16.5.09

Batalhões de Cristo-Rei















Andam aqui por Lisboa uns milhares de pessoas e uma estátua, a caminho da outra banda, para os festejos do 50º aniversário do monumento a Cristo-Rei.
Liguei há pouco para a RTP1 e vi a Fátima Campos Ferreira coordenar uma espécie de Prós, sem Contras, com o professor Marcelo, M. João Avilez e dois bispos. Contavam umas histórias para entreterem os telespectadores enquanto se rezava o terço no Terreiro do Paço, FCF falava da estátua de Fátima como se se tratasse de uma pessoa em carne e osso que tivesse apanhado um comboio para vir a Lisboa, e perguntava a um dos bispos como se pode alimentar hoje, em tempos de crise, a solidariedade que existia em 1959. E a caridade também. Adiante!...
Não sei se, antes destas considerações piedosas, falaram minimamente dos atritos político-religiosos entre Salazar e Cerejeira, a propósito da cerimónia de inauguração que hoje se comemora. Recordo-as, muito resumidamente.
É bom não esquecer que Portugal vivera um ano antes o fenómeno Delgado, que tivera uma influência decisiva nas primeiras acções e reacções colectivas dos católicos contra a ditadura, o que muito tinha desagradado a Salazar e preocupado Cerejeira. Para ilustrar o tipo de picardias habituais na época, leia-se que, em 6 de Dezembro de 1958, Salazar afirmou que «alguns católicos se jactam de a ter rompido [a frente nacional] e com tal desenvoltura que lograram o aplauso não só de liberais (...) como de comunistas que diríamos estar no pólo oposto aos princípios e interesses da Igreja» e que Cerejeira viria a reagir, na mensagem de Natal, afirmando que «se é verdade que poder espiritual e poder temporal são soberanos nos seus domínios, é legítimo dizer que é a ordem espiritual que julga a temporal e não vice-versa».
À medida que se aproximava a data de inauguração do monumento, verificava-se uma grande pressão por parte de alguns sectores católicos para que fosse o Presidente da República a consagrar o monumento e o povo português a Cristo-Rei. Cerejeira sugeriu a Salazar uma fórmula possível: «Como Chefe da Nação cuja religião é católica, em nome dela, confirmo ou ratifico a Consagração feita pelos Bispos de Portugal (ou pelo Cardeal Patriarca)». Salazar não aceitou e propôs a alternativa que veio a ser proferida por Américo Tomás.
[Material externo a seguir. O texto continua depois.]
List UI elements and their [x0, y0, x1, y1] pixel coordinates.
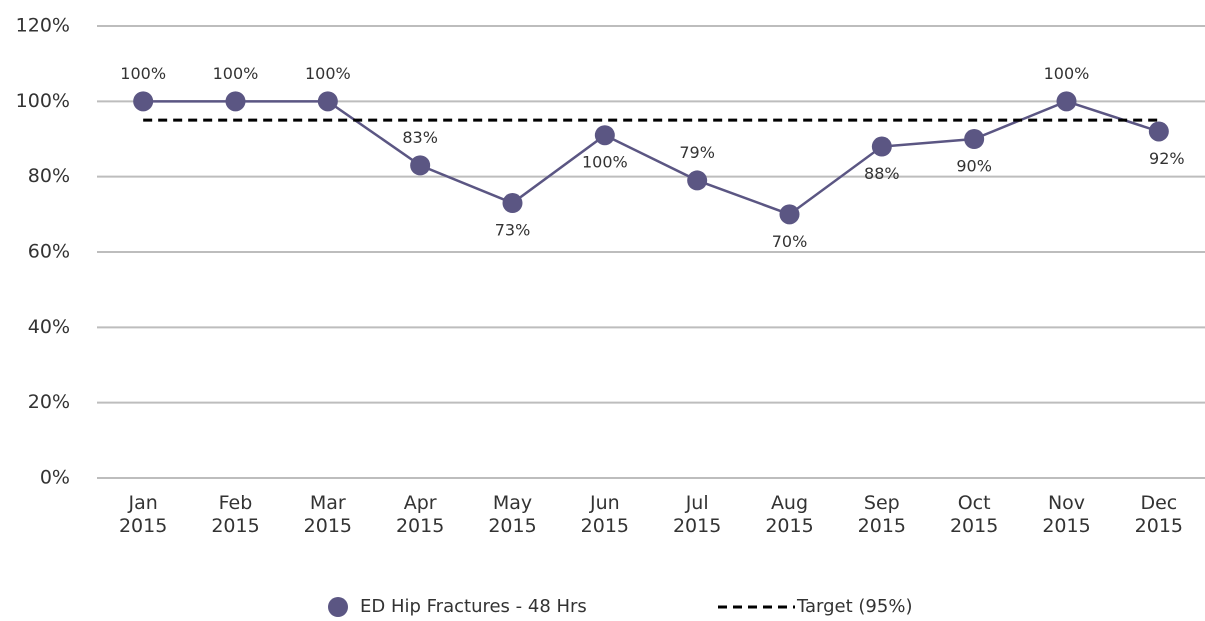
- y-tick-label: 20%: [28, 391, 70, 413]
- point: [779, 204, 800, 225]
- point: [687, 170, 708, 191]
- series-line: [143, 100, 1160, 216]
- x-tick-label: Nov 2015: [1042, 492, 1091, 537]
- data-label: 100%: [1044, 64, 1090, 83]
- point: [225, 91, 246, 112]
- x-tick-label: Dec 2015: [1134, 492, 1183, 537]
- data-label: 100%: [120, 64, 166, 83]
- point: [502, 193, 523, 214]
- y-tick-label: 0%: [40, 467, 70, 489]
- x-tick-label: Feb 2015: [211, 492, 260, 537]
- point: [871, 136, 892, 157]
- data-label: 88%: [864, 164, 900, 183]
- legend-label: Target (95%): [796, 596, 912, 617]
- point: [1148, 121, 1169, 142]
- legend-label: ED Hip Fractures - 48 Hrs: [360, 596, 587, 617]
- data-label: 92%: [1149, 149, 1185, 168]
- y-tick-label: 40%: [28, 316, 70, 338]
- x-tick-label: Jun 2015: [580, 492, 629, 537]
- data-label: 73%: [495, 221, 531, 240]
- point: [594, 125, 615, 146]
- y-tick-label: 80%: [28, 165, 70, 187]
- x-tick-label: Mar 2015: [303, 492, 352, 537]
- x-tick-label: May 2015: [488, 492, 537, 537]
- legend-swatch: [328, 597, 348, 617]
- point: [964, 129, 985, 149]
- y-tick-label: 120%: [16, 15, 70, 37]
- x-tick-label: Jan 2015: [118, 492, 168, 537]
- x-tick-label: Jul 2015: [672, 492, 722, 537]
- point: [1056, 91, 1077, 112]
- x-tick-label: Sep 2015: [857, 492, 906, 537]
- x-tick-label: Apr 2015: [395, 492, 445, 537]
- point: [317, 91, 338, 112]
- y-tick-label: 100%: [16, 90, 70, 112]
- data-label: 100%: [582, 153, 628, 172]
- point: [410, 155, 431, 176]
- data-label: 79%: [679, 143, 715, 162]
- data-label: 83%: [402, 128, 438, 147]
- x-tick-label: Aug 2015: [765, 492, 814, 537]
- y-tick-label: 60%: [28, 241, 70, 263]
- data-label: 100%: [213, 64, 259, 83]
- point: [133, 91, 154, 112]
- data-label: 100%: [305, 64, 351, 83]
- data-label: 90%: [956, 157, 992, 176]
- x-tick-label: Oct 2015: [949, 492, 999, 537]
- data-label: 70%: [772, 232, 808, 251]
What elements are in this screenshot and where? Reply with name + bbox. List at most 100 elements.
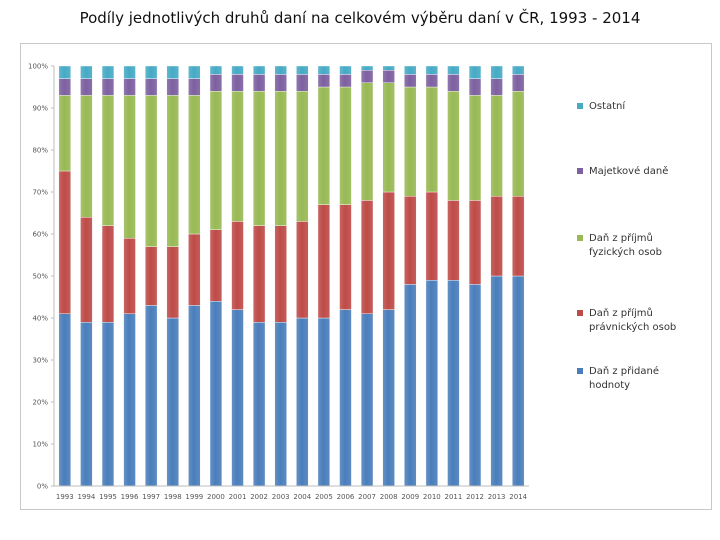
bar-segment	[252, 74, 266, 92]
bar-segment	[339, 65, 352, 75]
y-tick-label: 0%	[37, 483, 48, 491]
bar-segment	[468, 95, 482, 201]
legend-label: Majetkové daně	[589, 165, 668, 177]
bar-segment	[468, 284, 482, 487]
bar-segment	[188, 233, 201, 306]
bar-segment	[296, 317, 309, 487]
x-tick-label: 1994	[77, 493, 95, 501]
bar-segment	[447, 91, 460, 201]
legend-label: právnických osob	[589, 321, 676, 333]
bar-segment	[382, 65, 395, 71]
y-tick-label: 50%	[32, 273, 48, 281]
bar-segment	[101, 225, 115, 323]
bar-segment	[447, 65, 460, 75]
x-tick-label: 2000	[207, 493, 225, 501]
bar-segment	[468, 65, 482, 79]
bar-segment	[339, 309, 352, 487]
bar-segment	[101, 65, 115, 79]
x-tick-label: 2004	[293, 493, 311, 501]
bar-segment	[360, 65, 374, 71]
bar-segment	[425, 191, 438, 281]
x-tick-label: 2011	[445, 493, 463, 501]
bar-segment	[317, 204, 331, 319]
bar-segment	[274, 322, 287, 487]
x-tick-label: 1997	[142, 493, 160, 501]
bar-segment	[339, 74, 352, 88]
bar-segment	[58, 170, 71, 315]
legend-swatch	[577, 235, 583, 241]
bar-segment	[209, 91, 223, 231]
bar-segment	[274, 91, 287, 226]
x-tick-label: 2014	[509, 493, 527, 501]
legend-swatch	[577, 368, 583, 374]
bar-segment	[360, 200, 374, 314]
x-tick-label: 2005	[315, 493, 333, 501]
legend-swatch	[577, 103, 583, 109]
bar-segment	[145, 95, 158, 247]
bar-segment	[252, 322, 266, 487]
bar-segment	[490, 195, 503, 277]
bar-segment	[252, 225, 266, 323]
bar-segment	[447, 200, 460, 281]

No que interessa, este afirmou que o monumento era «exclusivamente devido à piedade dos católicos» e que Portugal desejava firmemente «manter-se fiel à tradição da sua história e aos propósitos agora enunciados».
Despiques e subtilezas que sempre dominaram as relações entre estas duas sinistras figuras, tão centrais e tão decisivas para grande parte da história do nosso século XX, e que estão longe de estar suficientemente caracterizadas e esclarecidas.

P.S. Se FCF e amigos referiram estes factos, as minhas desculpas – não terei chegado a tempo de ouvir.

2 comments:

septuagenário disse...

referiram tudo e mais alguma coisa, desde o Delgado à ponte, igreja/estado, etc.

O Marcelo RS, até mencionou que fez parte das comemorações pela escola, pois que, segundo ele, viveu o antigo regime por dentro.

Até mencionou que já se mudou o nome à ponte, mas à estátua ainda não.

José de Sousa disse...

“Cerejeira sugeriu a Salazar uma fórmula possível”...
Isto e o que se segue fez-me lembrar uma apreciação que o Salazar fez do Cerejeira, em certa ocasião, e que eu li já não sei onde (talvez nas Memórias de Costa Brochado, mas tenho imensas dúvidas).
Foi esta a apreciação ocasional: o Cerejeira tem tantas ideias de génio que se esquece de realizar as simplesmente sensatas.
Foi isso mais ou menos, mas certamente mais, no seu sentido, do que numa sua transcrição exacta.